Dervişin uyması gereken adab-ı erkândan birisi de yüksek sesle kahkaha atmaması ve hatta gülmemesidir. Şayet gerekiyorsa, tebessümle iktifa etmelidir. Nitekim Hazreti Mevlana, gülmeyi kerih görüp, gülmemeyi överek şöyle buyurmuşlardır:

“Hakkın emrine göre çok ağlayınız,
Baş büryan olunca gülmenin yeri mi olur?”

Salik olan kimsenin gönlü dertli ve ciğeri parça parça olmuşçasına bir (halet-i ruhiyesi) olmalıdır ve o seher vaktinde uyanmalı, sabahın erken vakitlerinde tevbe istiğfar etmelidir. Hazreti Mevlana diğer bir beyitte şöyle buyurdular.

“Gece az uyuyanlardan ol,
Seher vakti istiğfar edici ol.”

Yani uyumayıp da az uykuyla iktifa edenlerden ol. Ve seher vakti istiğfar edenlerden ol.

Ey kardeşim, şunu iyi bil ki; seher vakti uyanık olmanın ne kadar hayırlı olduğunu anlatmaya imkân olmadığı gibi, onun sırlarının ve faydasının da nihayet, yoktur. Uyku mübtelasının, o vakitlerde uyuyor olmasının zararı ise sayılamayacak kadar çoktur. Avarifte şöyle buyrulmuştur:

“Allah seher vakti uyanık olanların kalplerine doğar. Ve onların kalplerine nur saçar. İşte gafillerin kalpleri, onların nurlarından nurlanırlar.”

Tarikimizin en önemli şartı geceyi cife (murdar) hale getirmemek ve gündüzü de neşesiz ve manasız hale sokmamaktır. Gecelerin üçte birini Allah’a niyaz ve tazarru ile geçirmek gerekir. Ve gecenin zevkini evliyanın bulması gibi bulmak ve tatmak lazımdır.
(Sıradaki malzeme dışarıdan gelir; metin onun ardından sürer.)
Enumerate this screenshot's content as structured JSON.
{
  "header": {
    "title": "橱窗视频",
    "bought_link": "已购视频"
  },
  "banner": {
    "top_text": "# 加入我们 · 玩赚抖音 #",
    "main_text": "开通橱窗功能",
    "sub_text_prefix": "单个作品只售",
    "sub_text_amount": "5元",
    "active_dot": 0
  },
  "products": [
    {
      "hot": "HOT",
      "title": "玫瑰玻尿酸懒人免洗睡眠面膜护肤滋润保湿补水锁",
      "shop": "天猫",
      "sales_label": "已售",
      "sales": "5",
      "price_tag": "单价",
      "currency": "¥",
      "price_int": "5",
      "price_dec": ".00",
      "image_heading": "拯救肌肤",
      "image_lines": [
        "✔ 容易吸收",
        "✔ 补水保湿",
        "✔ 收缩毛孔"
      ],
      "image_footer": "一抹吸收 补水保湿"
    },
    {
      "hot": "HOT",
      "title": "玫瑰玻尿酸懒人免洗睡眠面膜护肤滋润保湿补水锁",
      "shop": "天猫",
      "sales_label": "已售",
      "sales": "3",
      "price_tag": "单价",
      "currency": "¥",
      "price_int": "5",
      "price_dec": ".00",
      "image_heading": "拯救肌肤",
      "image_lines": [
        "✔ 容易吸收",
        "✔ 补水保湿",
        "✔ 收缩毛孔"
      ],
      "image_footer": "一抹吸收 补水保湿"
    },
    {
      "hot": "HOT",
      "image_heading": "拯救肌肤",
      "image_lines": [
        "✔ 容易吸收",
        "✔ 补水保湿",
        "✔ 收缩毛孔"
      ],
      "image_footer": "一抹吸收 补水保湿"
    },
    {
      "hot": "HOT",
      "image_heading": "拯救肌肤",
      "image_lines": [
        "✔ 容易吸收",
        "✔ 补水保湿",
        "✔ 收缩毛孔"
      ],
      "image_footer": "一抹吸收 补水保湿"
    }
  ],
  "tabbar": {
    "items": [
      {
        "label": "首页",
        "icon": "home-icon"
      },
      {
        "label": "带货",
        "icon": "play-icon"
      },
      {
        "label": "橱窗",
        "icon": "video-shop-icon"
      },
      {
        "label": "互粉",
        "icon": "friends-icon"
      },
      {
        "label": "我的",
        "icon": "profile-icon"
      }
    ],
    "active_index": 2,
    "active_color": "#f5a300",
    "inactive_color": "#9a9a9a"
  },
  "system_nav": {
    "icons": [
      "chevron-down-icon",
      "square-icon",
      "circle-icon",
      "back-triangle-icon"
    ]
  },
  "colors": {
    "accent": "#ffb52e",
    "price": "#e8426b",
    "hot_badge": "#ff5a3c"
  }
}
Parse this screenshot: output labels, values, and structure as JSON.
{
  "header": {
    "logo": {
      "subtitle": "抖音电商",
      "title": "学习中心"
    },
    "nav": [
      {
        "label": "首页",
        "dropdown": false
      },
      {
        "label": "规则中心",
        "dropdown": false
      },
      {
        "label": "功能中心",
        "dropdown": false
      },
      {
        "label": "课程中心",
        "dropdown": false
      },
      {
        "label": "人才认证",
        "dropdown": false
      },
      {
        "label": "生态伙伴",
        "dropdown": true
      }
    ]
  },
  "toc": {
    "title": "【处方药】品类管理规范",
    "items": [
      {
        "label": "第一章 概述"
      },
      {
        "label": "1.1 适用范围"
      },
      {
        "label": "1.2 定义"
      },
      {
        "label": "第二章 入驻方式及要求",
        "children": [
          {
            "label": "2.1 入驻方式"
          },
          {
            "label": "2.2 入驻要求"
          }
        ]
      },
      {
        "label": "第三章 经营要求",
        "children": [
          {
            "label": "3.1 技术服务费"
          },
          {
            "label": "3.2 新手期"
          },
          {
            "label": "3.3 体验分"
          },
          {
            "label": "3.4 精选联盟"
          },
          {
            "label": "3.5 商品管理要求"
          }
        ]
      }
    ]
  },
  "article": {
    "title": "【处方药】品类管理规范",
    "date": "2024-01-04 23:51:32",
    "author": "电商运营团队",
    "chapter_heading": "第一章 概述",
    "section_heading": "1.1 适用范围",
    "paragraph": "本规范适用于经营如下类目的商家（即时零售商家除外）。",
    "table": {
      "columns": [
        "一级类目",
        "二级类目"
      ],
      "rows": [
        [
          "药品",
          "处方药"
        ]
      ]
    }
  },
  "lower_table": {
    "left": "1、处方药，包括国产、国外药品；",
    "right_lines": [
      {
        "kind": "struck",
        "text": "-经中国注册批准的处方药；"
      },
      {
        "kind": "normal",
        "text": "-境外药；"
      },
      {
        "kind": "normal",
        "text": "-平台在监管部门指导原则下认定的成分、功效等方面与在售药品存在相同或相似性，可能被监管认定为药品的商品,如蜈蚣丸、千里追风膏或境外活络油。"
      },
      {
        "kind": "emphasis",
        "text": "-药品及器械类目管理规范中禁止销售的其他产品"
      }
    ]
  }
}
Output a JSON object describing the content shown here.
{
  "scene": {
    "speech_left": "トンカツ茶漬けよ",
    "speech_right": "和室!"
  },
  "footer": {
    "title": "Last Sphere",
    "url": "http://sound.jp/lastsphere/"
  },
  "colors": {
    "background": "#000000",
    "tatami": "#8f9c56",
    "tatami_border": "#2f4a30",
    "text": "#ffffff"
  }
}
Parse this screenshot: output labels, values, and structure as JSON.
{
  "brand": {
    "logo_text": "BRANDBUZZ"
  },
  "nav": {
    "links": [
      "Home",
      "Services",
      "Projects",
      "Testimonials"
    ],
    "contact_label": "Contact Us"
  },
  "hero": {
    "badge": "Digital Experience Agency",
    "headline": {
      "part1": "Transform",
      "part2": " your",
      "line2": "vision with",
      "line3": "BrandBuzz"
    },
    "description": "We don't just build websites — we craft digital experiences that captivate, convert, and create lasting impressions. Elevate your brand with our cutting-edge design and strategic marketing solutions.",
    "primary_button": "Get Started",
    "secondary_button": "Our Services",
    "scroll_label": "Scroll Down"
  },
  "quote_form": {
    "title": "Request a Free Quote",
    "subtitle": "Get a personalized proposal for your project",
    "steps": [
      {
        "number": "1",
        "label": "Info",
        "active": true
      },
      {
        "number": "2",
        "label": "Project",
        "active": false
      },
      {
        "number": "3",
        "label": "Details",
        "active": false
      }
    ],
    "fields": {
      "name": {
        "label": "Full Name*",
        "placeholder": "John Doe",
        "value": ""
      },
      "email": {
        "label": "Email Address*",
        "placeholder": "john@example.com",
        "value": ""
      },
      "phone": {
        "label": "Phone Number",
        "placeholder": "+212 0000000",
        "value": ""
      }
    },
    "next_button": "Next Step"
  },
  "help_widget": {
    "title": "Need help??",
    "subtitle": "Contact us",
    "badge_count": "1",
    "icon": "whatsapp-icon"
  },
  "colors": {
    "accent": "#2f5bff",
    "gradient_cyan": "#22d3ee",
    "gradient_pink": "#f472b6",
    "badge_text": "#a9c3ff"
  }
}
Ey kardeşim! Erbab-ı aşıkın kârı uyanık olmaktır. Allah’a ait muhabbetiyle uykuya her yönüyle mani olmaktır. Onun için:
“Kalbi muhabbetle dolu olan bir kişi nasıl uyur ki?
Âşık olan kimseye her türlü uyku haramdır.”
demişlerdir.
Meşayıhtan bazıları ise şu güzel sözü buyurmuşlardır:
Aşığın uykusu gark olmuş kimselerin uykusu gibidir. Yemesi, hasta kimselerin yemesi gibi, konuşmaları ise gam ehlinin konuşması gibidir.”
Bu manaya muvafık olarak Hazreti Mevlana Mesnevi’sinde anlatmış olduğu “mescid-i mihman keş” adlı hikayesinde, aşık olan mihman hakkında şöyle buyuruyor:

“Mescitte, suya gark olmuş adam nasıl uyursa öyle uyudu.
Gam denizine batmış âşıkların uykusu daima kuş ve balık uykusudur.”